Los vehículos autónomos se convertirán en las próximas décadas en el método de transporte estándar para todos. Un día entraremos en nuestro coche y mediante comandos de voz, le diremos al SO dónde queremos ir, para que este, calculando entre otras cosas, tráfico y ruta, nos lleve al destino sin tener que mover un solo dedo.

En los últimos años, son muchas las ciudades europeas que están intentando hacer planes, o preparando zonas para habilitar la conducción autónoma del futuro.

La infraestructura es un aspecto crucial en la integración de la tecnología autónoma, por eso Reino Unido se está poniendo las pilas para realmente, apostar por este tipo de tecnología. Tanto es así que sus pronósticos señalan al año 2021 como sede para la inauguración de taxis y buses autónomos.

Este ambicioso plan consta de una reorganización para la estructura de su transporte público. El Gobierno de Reino Unido indica que para el año 2021, circularán por las calles del país, autobuses y taxis que serán completamente autónomos.

Esto significa también, que se crearán líneas de autobuses autónomos en Escocia también, así como en diversos barrios de Londres. La financiación para llevar a cabo este proyecto, asciende a las 25 millones de libras esterlinas, es decir, unos 32 millones de Euros.

La idea que estos vehículos autónomos proporcionen hasta 10.000 viajes a la semana en sus inicios. Estos vehículos autónomos, teniendo en cuenta las tecnologías actuales, serán capaces de transportar hasta 42 pasajeros en un trayecto de unos 22 kilómetros, y operarán cada 20 minutos.
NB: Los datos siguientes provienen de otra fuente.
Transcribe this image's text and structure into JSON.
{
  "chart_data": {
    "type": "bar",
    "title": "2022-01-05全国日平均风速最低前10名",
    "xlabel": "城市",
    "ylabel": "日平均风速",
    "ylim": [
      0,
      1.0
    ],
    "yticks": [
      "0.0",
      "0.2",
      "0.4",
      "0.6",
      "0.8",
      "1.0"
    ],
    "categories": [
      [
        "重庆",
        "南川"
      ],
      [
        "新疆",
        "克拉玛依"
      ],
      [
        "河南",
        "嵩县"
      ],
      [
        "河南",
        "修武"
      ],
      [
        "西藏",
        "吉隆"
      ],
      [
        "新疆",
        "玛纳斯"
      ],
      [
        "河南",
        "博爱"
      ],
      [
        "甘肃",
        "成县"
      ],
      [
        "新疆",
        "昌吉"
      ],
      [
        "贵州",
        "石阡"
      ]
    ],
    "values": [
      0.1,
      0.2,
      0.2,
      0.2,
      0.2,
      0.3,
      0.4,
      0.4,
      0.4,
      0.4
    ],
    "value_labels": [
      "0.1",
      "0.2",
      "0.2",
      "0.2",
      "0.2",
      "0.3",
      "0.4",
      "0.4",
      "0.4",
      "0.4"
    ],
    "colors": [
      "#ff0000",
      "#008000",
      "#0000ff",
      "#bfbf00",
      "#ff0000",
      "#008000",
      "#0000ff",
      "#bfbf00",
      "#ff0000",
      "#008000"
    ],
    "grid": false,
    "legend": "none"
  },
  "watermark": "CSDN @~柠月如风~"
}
Los taxis autónomos se estrenarán en Londres, y la idea es que también estén disponibles en el año 2021. La empresa encargada de su distribución se llama Addison Lee, la cual recibirá ayudas por parte del Estado para completar el proyecto.

Pinta muy bien en lo que al futuro de la tecnología autónoma se refiere. Parece que son los gobiernos los que ahora se lo toman más en serio, con un poco de suerte, de aquí a 20 años las infraestructuras y los coches autónomos funcionarán como en todas esas pelis de ciencia ficción a las que estamos acostumbrados.